Extreme Learning Machine for Protein Subcellular Localization from Primary Sequence
Abstract: Predicting protein subcellular localization from primary sequence is crucial to genome annotation, protein function prediction, drug discovery and etc. Extreme learning machine is an attractive learning method in recent years. This paper explores the potential of extreme learning machine for protein subcellular localization prediction.

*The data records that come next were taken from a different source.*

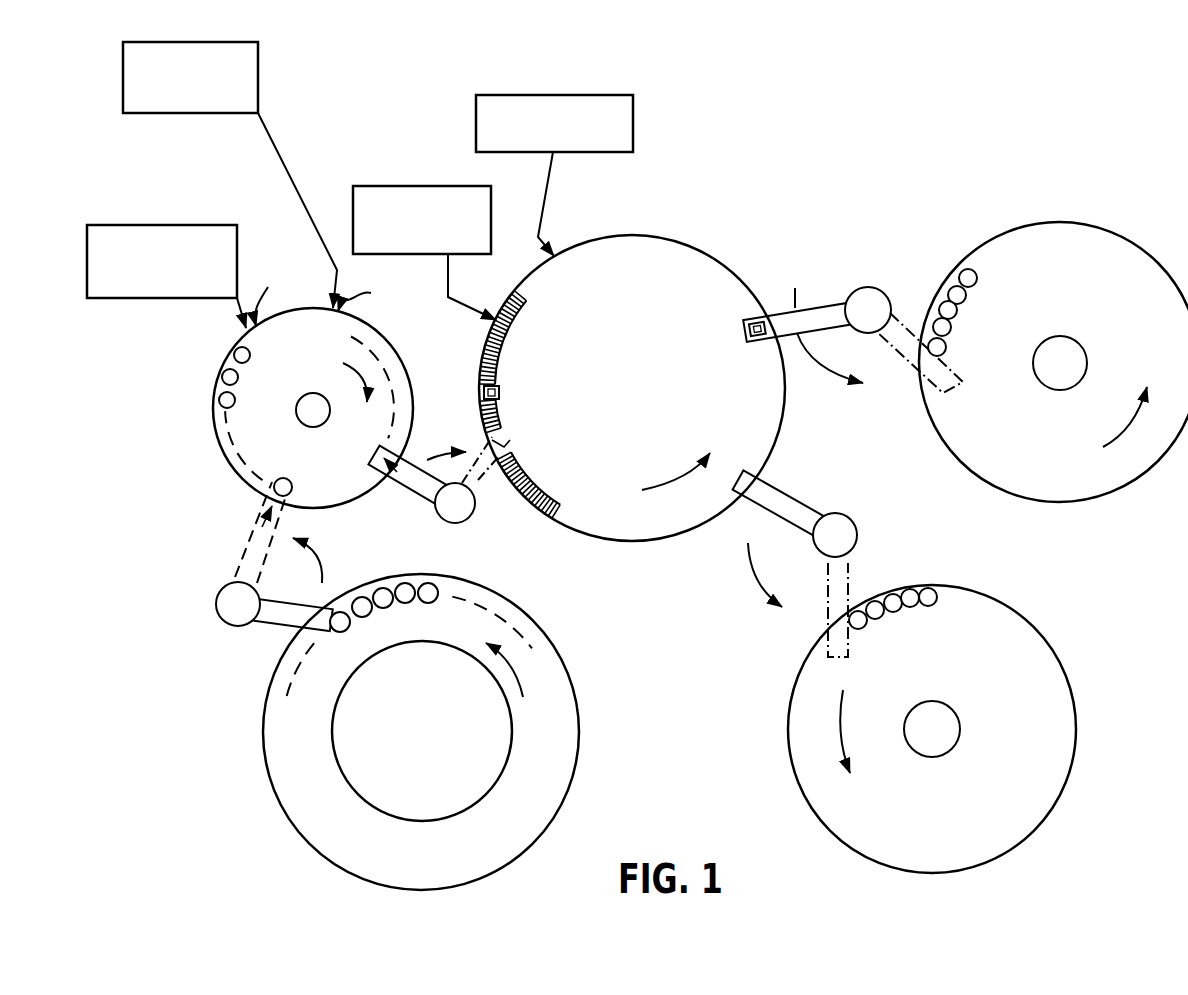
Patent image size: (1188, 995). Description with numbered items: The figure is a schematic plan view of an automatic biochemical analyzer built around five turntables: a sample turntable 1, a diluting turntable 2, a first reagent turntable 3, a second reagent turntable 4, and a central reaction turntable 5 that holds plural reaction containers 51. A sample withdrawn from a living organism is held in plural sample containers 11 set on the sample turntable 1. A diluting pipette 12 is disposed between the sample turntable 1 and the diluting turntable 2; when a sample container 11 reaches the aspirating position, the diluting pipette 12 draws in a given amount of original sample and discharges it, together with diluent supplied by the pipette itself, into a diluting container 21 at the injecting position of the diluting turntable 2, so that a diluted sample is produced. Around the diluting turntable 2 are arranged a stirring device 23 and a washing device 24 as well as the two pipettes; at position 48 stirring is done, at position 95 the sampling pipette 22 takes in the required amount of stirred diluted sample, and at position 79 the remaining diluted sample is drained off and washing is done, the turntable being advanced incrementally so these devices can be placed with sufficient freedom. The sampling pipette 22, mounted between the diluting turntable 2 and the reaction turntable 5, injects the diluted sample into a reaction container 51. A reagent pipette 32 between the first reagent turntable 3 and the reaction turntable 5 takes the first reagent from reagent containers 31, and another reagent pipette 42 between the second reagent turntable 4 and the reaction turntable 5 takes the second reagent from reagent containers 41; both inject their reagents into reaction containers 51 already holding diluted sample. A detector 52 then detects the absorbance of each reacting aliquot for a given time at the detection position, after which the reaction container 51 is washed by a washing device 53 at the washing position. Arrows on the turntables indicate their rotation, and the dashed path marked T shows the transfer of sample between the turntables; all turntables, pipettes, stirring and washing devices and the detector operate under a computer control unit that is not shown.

The sample turntable 1 is at (563, 660).
The diluting turntable 2 is at (217, 405).
The first reagent turntable 3 is at (1117, 235).
The second reagent turntable 4 is at (1060, 664).
The reaction turntable 5 is at (664, 237).
The sample container 11 is at (430, 582).
The diluting pipette 12 is at (243, 560).
The diluting container 21 is at (234, 352).
The sampling pipette 22 is at (475, 483).
The stirring device 23 is at (158, 224).
The washing device 24 is at (263, 72).
The reagent container 31 is at (965, 267).
The reagent pipette 32 is at (822, 318).
The reagent container 41 is at (936, 590).
The reagent pipette 42 is at (803, 509).
The stirring position 48 is at (274, 290).
The reaction container 51 is at (500, 392).
The detector 52 is at (562, 95).
The washing device 53 is at (388, 185).
The draining and washing position 79 is at (372, 294).
The sampling position 95 is at (390, 478).
The article being transferred T is at (263, 523).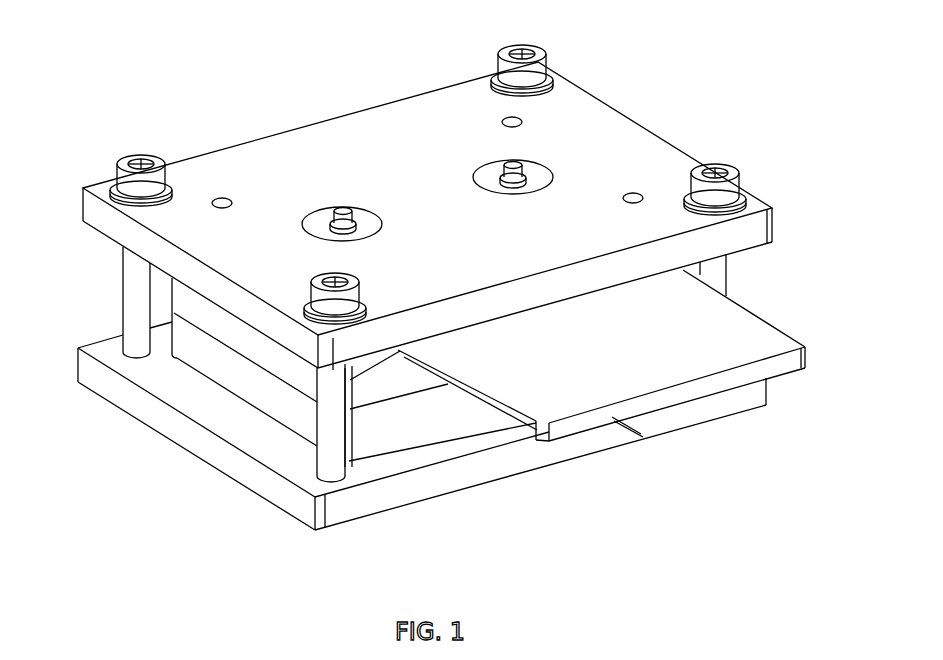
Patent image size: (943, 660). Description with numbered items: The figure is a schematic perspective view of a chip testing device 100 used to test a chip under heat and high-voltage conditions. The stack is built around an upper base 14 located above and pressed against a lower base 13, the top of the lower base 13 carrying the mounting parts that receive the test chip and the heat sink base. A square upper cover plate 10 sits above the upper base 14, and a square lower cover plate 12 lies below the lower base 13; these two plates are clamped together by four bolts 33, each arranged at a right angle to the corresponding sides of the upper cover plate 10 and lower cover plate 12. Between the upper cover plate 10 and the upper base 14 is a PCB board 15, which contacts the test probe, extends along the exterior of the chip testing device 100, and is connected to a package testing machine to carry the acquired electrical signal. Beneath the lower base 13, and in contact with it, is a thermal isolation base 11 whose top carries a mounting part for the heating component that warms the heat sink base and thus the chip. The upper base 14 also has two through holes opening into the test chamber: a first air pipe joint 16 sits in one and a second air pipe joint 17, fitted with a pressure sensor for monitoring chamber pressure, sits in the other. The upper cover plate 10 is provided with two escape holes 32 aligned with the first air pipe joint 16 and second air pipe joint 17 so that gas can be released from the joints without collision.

The chip testing device 100 is at (76, 21).
The upper cover plate 10 is at (607, 140).
The thermal isolation base 11 is at (210, 365).
The lower cover plate 12 is at (222, 423).
The lower base 13 is at (360, 398).
The upper base 14 is at (392, 362).
The PCB board 15 is at (563, 392).
The first air pipe joint 16 is at (335, 213).
The second air pipe joint 17 is at (508, 167).
The escape holes 32 is at (318, 225).
The bolts 33 is at (723, 195).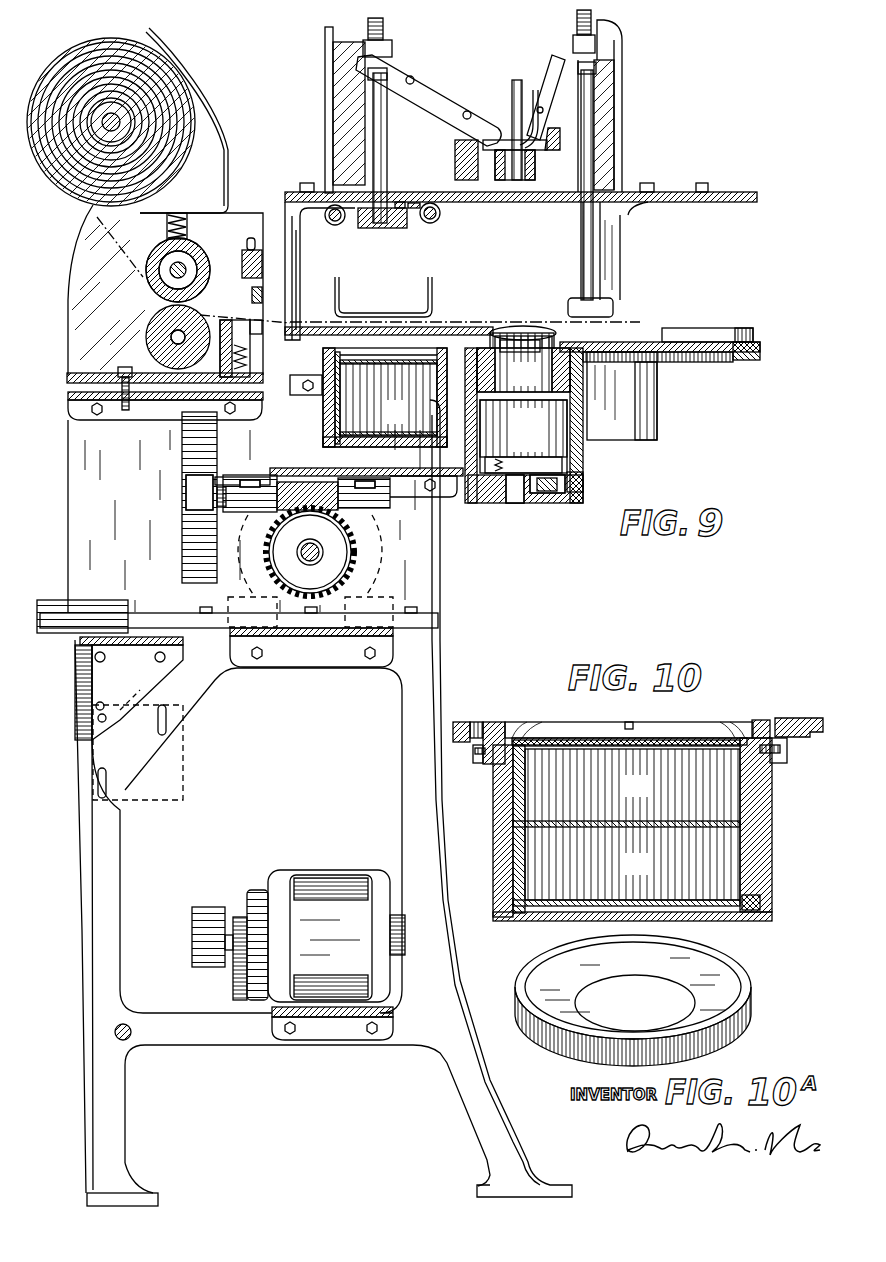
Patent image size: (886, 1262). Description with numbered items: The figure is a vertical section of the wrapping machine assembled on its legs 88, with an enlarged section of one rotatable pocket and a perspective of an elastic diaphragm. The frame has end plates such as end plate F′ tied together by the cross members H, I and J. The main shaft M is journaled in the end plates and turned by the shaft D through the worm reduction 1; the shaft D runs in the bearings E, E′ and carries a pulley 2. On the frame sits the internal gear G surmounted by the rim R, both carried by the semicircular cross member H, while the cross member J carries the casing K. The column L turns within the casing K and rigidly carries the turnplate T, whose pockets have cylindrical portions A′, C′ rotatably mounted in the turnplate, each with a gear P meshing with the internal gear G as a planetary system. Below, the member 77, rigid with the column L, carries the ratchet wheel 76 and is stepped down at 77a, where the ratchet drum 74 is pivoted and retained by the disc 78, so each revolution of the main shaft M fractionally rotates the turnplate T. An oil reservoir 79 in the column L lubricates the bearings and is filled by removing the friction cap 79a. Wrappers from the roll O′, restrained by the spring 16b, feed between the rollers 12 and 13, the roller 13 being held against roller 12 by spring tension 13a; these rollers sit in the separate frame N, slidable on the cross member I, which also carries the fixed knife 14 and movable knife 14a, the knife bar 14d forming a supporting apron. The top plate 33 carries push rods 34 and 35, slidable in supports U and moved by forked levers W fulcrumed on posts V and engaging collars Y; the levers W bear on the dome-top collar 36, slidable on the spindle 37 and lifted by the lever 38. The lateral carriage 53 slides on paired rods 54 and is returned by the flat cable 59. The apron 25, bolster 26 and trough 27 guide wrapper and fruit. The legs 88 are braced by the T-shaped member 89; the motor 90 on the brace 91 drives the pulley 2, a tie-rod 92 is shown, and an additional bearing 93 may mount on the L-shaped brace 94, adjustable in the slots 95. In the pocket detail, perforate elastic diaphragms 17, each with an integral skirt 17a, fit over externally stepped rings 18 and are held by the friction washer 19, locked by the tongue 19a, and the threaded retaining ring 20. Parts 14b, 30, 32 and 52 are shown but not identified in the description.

In FIG. 9, the wrapper roll O′ is at (58, 62).
In FIG. 9, the spring 16b is at (232, 142).
In FIG. 9, the frame N is at (165, 302).
In FIG. 9, the spring tension 13a is at (166, 228).
In FIG. 9, the roller 13 is at (150, 286).
In FIG. 9, the roller 12 is at (150, 320).
In FIG. 9, the knife 14a is at (242, 272).
In FIG. 9, the pin 14b is at (251, 238).
In FIG. 9, the knife bar 14d is at (232, 322).
In FIG. 9, the knife 14 is at (255, 345).
In FIG. 9, the cross member I is at (250, 398).
In FIG. 9, the push rod 35 is at (372, 124).
In FIG. 9, the push rod 34 is at (596, 103).
In FIG. 9, the top plate 33 is at (715, 190).
In FIG. 9, the support U is at (392, 47).
In FIG. 9, the collar Y is at (388, 80).
In FIG. 9, the lever W is at (445, 100).
In FIG. 9, the vertical spindle 37 is at (516, 85).
In FIG. 9, the dome-top collar 36 is at (528, 125).
In FIG. 9, the post V is at (458, 150).
In FIG. 9, the lever 38 is at (542, 150).
In FIG. 9, the flat cable 59 is at (400, 202).
In FIG. 9, the washer 52 is at (415, 203).
In FIG. 9, the paired rods 54 is at (441, 213).
In FIG. 9, the carriage 53 is at (425, 223).
In FIG. 9, the bracket 30 is at (308, 270).
In FIG. 9, the trough 27 is at (433, 276).
In FIG. 9, the bolster 26 is at (445, 325).
In FIG. 9, the apron 25 is at (490, 331).
In FIG. 9, the friction cap 79a is at (522, 333).
In FIG. 9, the column 32 is at (620, 258).
In FIG. 9, the turnplate T is at (640, 343).
In FIG. 10, the turnplate T is at (800, 722).
In FIG. 9, the rim R is at (690, 330).
In FIG. 9, the gear P is at (667, 362).
In FIG. 10, the gear P is at (784, 764).
In FIG. 9, the internal gear G is at (720, 362).
In FIG. 9, the cylindrical portion C′ is at (622, 396).
In FIG. 9, the cylindrical portion A′ is at (385, 397).
In FIG. 10, the cylindrical portion A′ is at (773, 838).
In FIG. 9, the cross member H is at (303, 396).
In FIG. 9, the casing K is at (464, 456).
In FIG. 9, the oil reservoir 79 is at (523, 364).
In FIG. 9, the column L is at (500, 436).
In FIG. 9, the member 77 is at (520, 468).
In FIG. 9, the ratchet wheel 76 is at (585, 482).
In FIG. 9, the drum 74 is at (482, 505).
In FIG. 9, the stepped extension 77a is at (516, 505).
In FIG. 9, the disc 78 is at (550, 504).
In FIG. 9, the cross member J is at (270, 470).
In FIG. 9, the worm reduction 1 is at (330, 506).
In FIG. 9, the pulley 2 is at (199, 497).
In FIG. 9, the shaft D is at (223, 487).
In FIG. 9, the main shaft M is at (310, 545).
In FIG. 9, the bearing E is at (252, 571).
In FIG. 9, the bearing E′ is at (369, 571).
In FIG. 9, the end plate F′ is at (240, 520).
In FIG. 9, the additional bearing 93 is at (88, 600).
In FIG. 9, the T-shaped member 89 is at (335, 649).
In FIG. 9, the L-shaped brace 94 is at (148, 660).
In FIG. 9, the slots 95 is at (140, 742).
In FIG. 9, the legs 88 is at (410, 783).
In FIG. 9, the motor 90 is at (298, 936).
In FIG. 9, the brace 91 is at (352, 1020).
In FIG. 9, the tie-rod 92 is at (132, 1032).
In FIG. 10, the retaining ring 20 is at (570, 722).
In FIG. 10, the friction washer 19 is at (683, 738).
In FIG. 10, the tongue 19a is at (500, 757).
In FIG. 10, the externally stepped ring 18 is at (493, 861).
In FIG. 10, the yieldable member 17 is at (690, 747).
In FIG. 10A, the yieldable member 17 is at (680, 980).
In FIG. 10, the annular peripheral skirt 17a is at (765, 888).
In FIG. 10A, the annular peripheral skirt 17a is at (748, 960).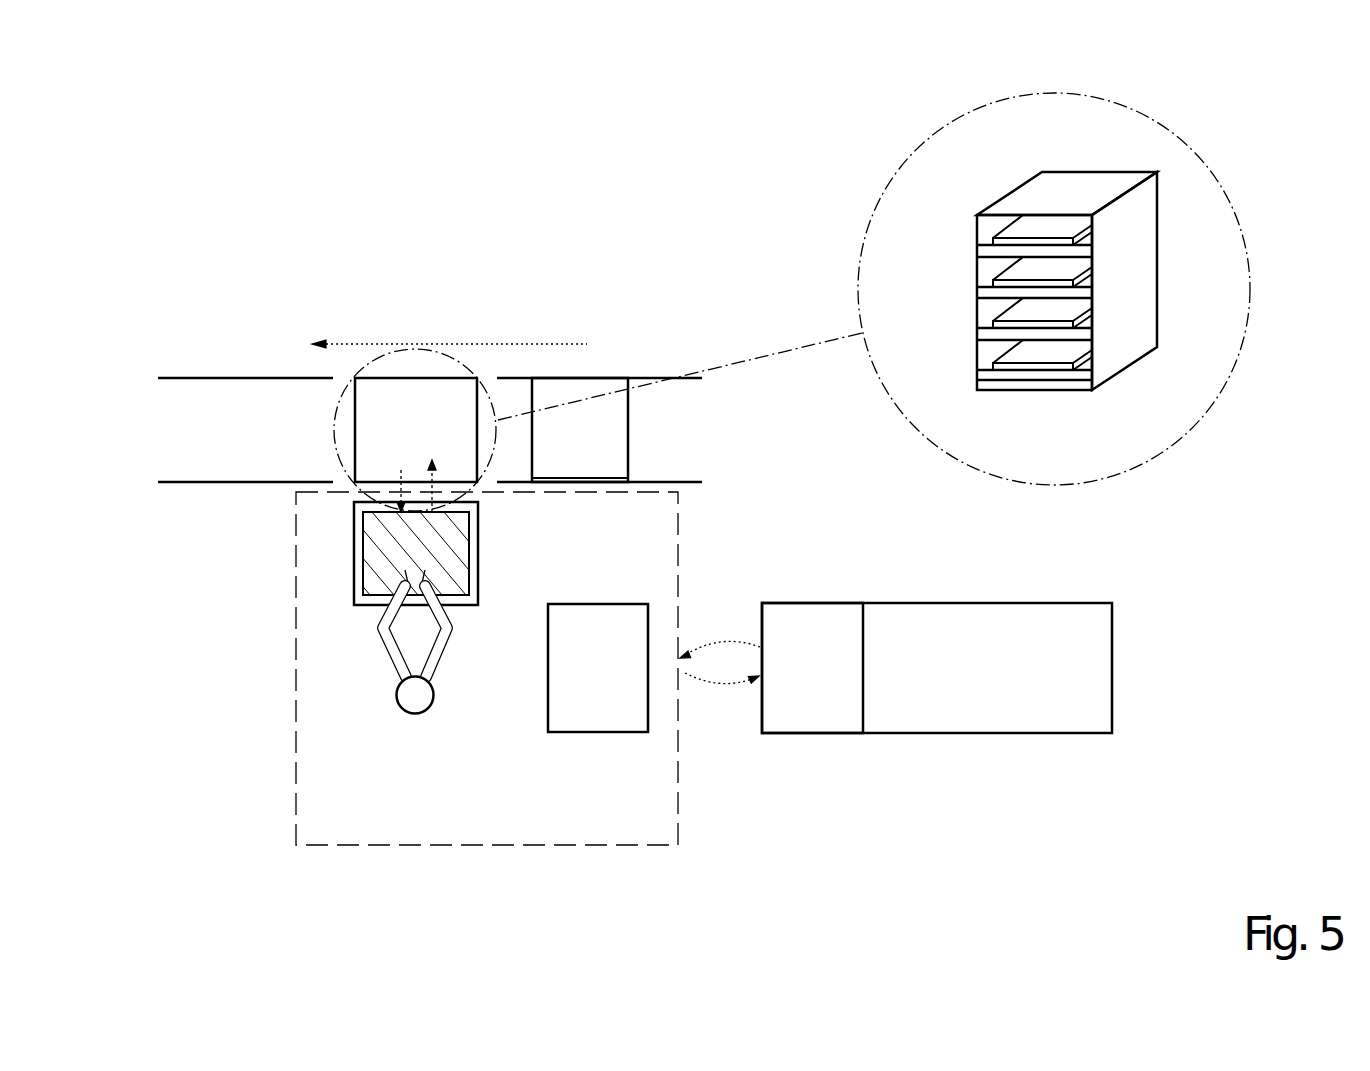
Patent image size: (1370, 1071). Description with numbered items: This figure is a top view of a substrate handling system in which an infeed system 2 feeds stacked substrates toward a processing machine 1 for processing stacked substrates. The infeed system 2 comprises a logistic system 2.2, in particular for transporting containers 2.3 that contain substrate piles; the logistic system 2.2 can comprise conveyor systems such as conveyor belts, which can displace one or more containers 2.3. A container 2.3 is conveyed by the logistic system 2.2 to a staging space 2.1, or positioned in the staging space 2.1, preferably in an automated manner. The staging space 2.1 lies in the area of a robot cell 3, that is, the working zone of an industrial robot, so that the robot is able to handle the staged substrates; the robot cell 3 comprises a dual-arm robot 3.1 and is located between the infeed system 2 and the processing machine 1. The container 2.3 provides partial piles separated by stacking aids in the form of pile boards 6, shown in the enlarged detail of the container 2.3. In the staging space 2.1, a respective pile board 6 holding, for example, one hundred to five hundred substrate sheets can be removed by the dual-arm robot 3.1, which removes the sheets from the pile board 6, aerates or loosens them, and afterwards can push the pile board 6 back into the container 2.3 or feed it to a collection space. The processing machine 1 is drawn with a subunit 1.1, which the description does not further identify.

The processing machine 1 is at (1143, 584).
The control module 1.1 is at (812, 668).
The infeed system 2 is at (352, 264).
The staging space 2.1 is at (358, 565).
The logistic system 2.2 is at (634, 343).
The container 2.3 is at (1018, 202).
The robot cell 3 is at (701, 817).
The dual-arm robot 3.1 is at (313, 725).
The pile board 6 is at (1073, 255).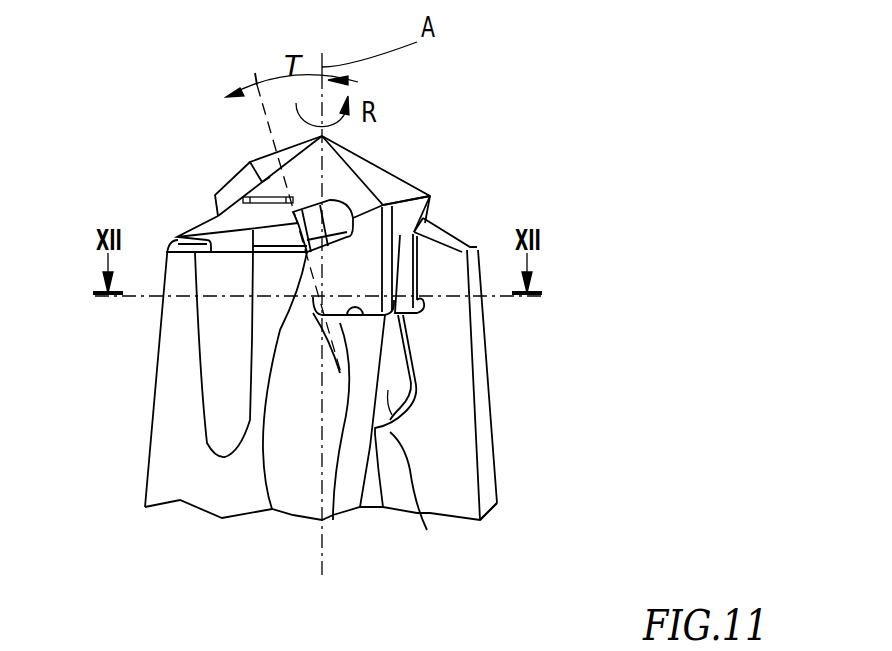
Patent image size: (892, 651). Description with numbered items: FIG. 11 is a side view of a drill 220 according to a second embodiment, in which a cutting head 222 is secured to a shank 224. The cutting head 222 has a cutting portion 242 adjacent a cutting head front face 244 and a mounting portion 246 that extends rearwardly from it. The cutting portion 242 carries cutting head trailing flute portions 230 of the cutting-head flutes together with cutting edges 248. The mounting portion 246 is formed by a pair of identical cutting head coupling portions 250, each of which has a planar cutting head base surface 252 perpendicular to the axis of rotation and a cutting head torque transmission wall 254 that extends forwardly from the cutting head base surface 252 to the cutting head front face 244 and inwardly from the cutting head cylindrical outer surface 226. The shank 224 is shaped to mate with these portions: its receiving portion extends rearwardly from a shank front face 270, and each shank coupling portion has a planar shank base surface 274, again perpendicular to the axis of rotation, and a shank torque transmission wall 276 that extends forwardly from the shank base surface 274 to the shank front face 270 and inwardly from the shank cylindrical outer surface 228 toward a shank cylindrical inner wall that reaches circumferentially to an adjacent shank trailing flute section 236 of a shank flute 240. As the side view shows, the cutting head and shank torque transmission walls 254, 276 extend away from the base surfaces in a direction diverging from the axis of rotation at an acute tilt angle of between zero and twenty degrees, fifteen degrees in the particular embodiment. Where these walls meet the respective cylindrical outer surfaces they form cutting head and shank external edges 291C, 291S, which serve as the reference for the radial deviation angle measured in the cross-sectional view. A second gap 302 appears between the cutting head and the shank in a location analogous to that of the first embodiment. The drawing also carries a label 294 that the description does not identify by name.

The drill 220 is at (660, 167).
The cutting head 222 is at (296, 176).
The shank 224 is at (485, 365).
The cutting head cylindrical outer surface 226 is at (367, 283).
The shank cylindrical outer surface 228 is at (180, 460).
The cutting head trailing flute portion 230 is at (232, 193).
The shank trailing flute section 236 is at (453, 417).
The shank flute 240 is at (458, 458).
The cutting portion 242 is at (403, 172).
The cutting head front face 244 is at (370, 167).
The mounting portion 246 is at (325, 310).
The cutting edges 248 is at (250, 162).
The cutting head coupling portion 250 is at (417, 513).
The cutting head base surface 252 is at (333, 520).
The cutting head torque transmission wall 254 is at (290, 265).
The shank front face 270 is at (213, 220).
The shank base surface 274 is at (417, 378).
The shank torque transmission wall 276 is at (317, 258).
The cutting head external edge 291C is at (272, 509).
The shank external edge 291S is at (427, 210).
The recess 294 is at (218, 415).
The second gap 302 is at (385, 507).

For this, a new feature selection strategy is established first. By utilizing the feature selection strategy, each primary sequence can be expressed as a 25-dimensional numerical vector. Furthermore, some numerical comparisons of Support Vector Ma-chine with new features, Extreme Learning Machine with new features and another existing Support Vector Machine method with Pseudo amino acid composition features are given on 852 mycobcterial proteins data. The data arises from Swiss-Prot 48 database and belongs to four different classes. Results of five cross-validation for 852 protein sequences show that ELM with new features achieves the best accuracy. It achieves 97.2% accuracy, SVM with new features ob-tains 96.4% accuracy and SVM with Pseudo amino acid composition features displays 95.2% accuracy.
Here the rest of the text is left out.